Black Enterprise, Nov, 1994 by Alfred Edmond, Jr., Cassandra Hayes

In March 1969, during the time BLACK ENTERPRISE was moving from conception to first bound issue, President Nixon signed Executive Order I 11458, which directed the secretary of commerce to coordinate federal government programs and policies,,which may affect or may contribute to the establishment, preservation and strengthening of minority business enterprise." Executive order 11458 gave birth to programs that American business now accepts - if not always embraces - as givens: the Office of Minority Business Enterprise (now the Minority Business Development Agency or MBDA); minority enterprise cialized, small-business investment companies or SSBICs); and minority set-aside programs and other initiatives aimed at advancing black economic development. More significantly, the mandate brought to light an idea that was long overdue: black capitalism.

Twenty-five years later, black capitalism - or, in more contemporary terms, black economic empowerment - has become the prime battleground of the African-American struggle for freedom and equality. We have made significant progress. Whereas the nation's largest black businesses generated less than $500 million in sales in 1971, the sales of today's 100 largest black industrial service companies exceeded more than $6 billion last year. Once African-American companies were limited to the black consumer. Now black-owned businesses have progressed into national and international markets, while doing business with the nation's largest customers - corporate America and the federal government.

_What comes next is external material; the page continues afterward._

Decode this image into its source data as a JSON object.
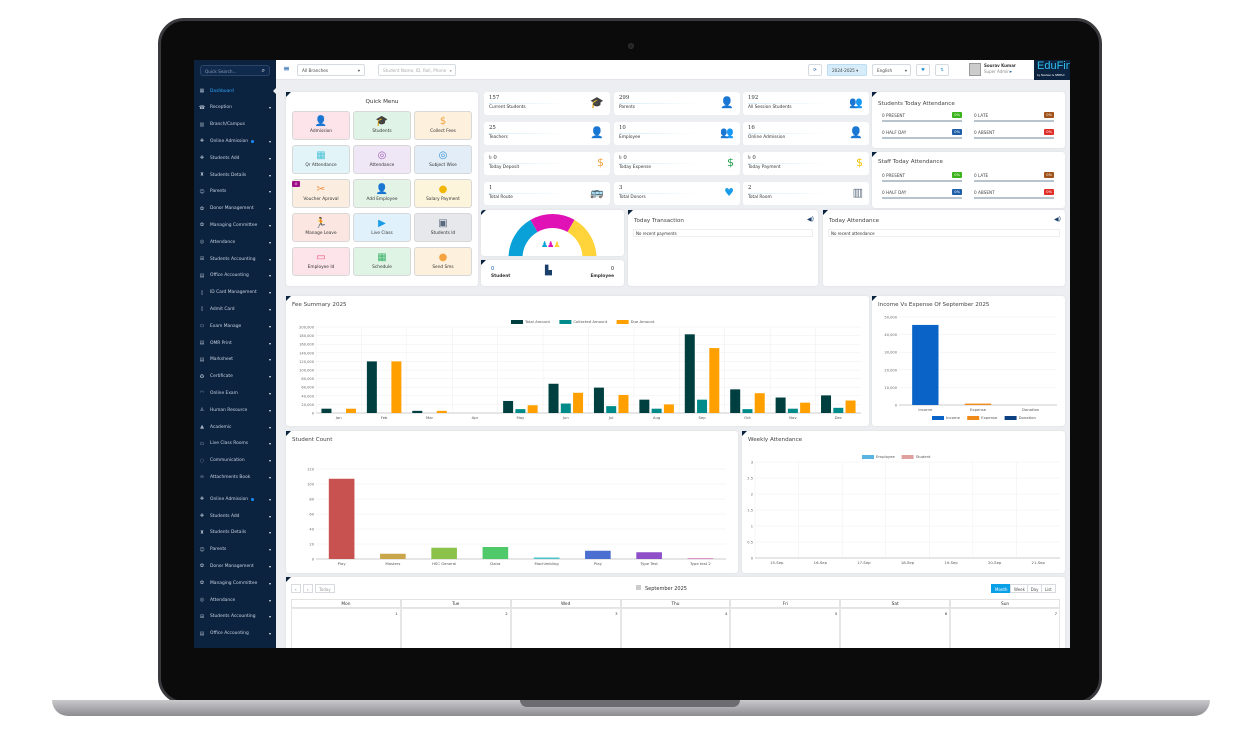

Today, the U.S. Secretary of Commerce is Ronald H. Brown, an African-American. Three BE 100s companies are publicly traded on the New York Stock Exchange and NAS-DAQ. A black-owned construction company, H.J. Russell & Co., is helping to build athletic venues for the 1996 Summer Olympics in Atlanta. None of this was conceivable in 1969. And all of this happened in part because of Executive Order 11458 and subsequent initiatives that were created to foster black capitalism.

Using public policy as a tool to break down the barriers of racism and economic injustice has been key to the growth of black-owned business, despite the tradition of discrimination that is still business-as-usual in America. Nixon's executive order was the first presidential articulation of the idea that the economic mainstream should not be the exclusive province of white men, that the doors of opportunity should be open to black entrepreneurs. (this from a president whose record did not include achievement in civil rights or economic equality.) Yet, today, 25 years after he signed the order, the incidence of economic empowerment of African-Americans can be measured in direct proportion to the degree that black capitalism is expressed through initiative, and not rhetoric.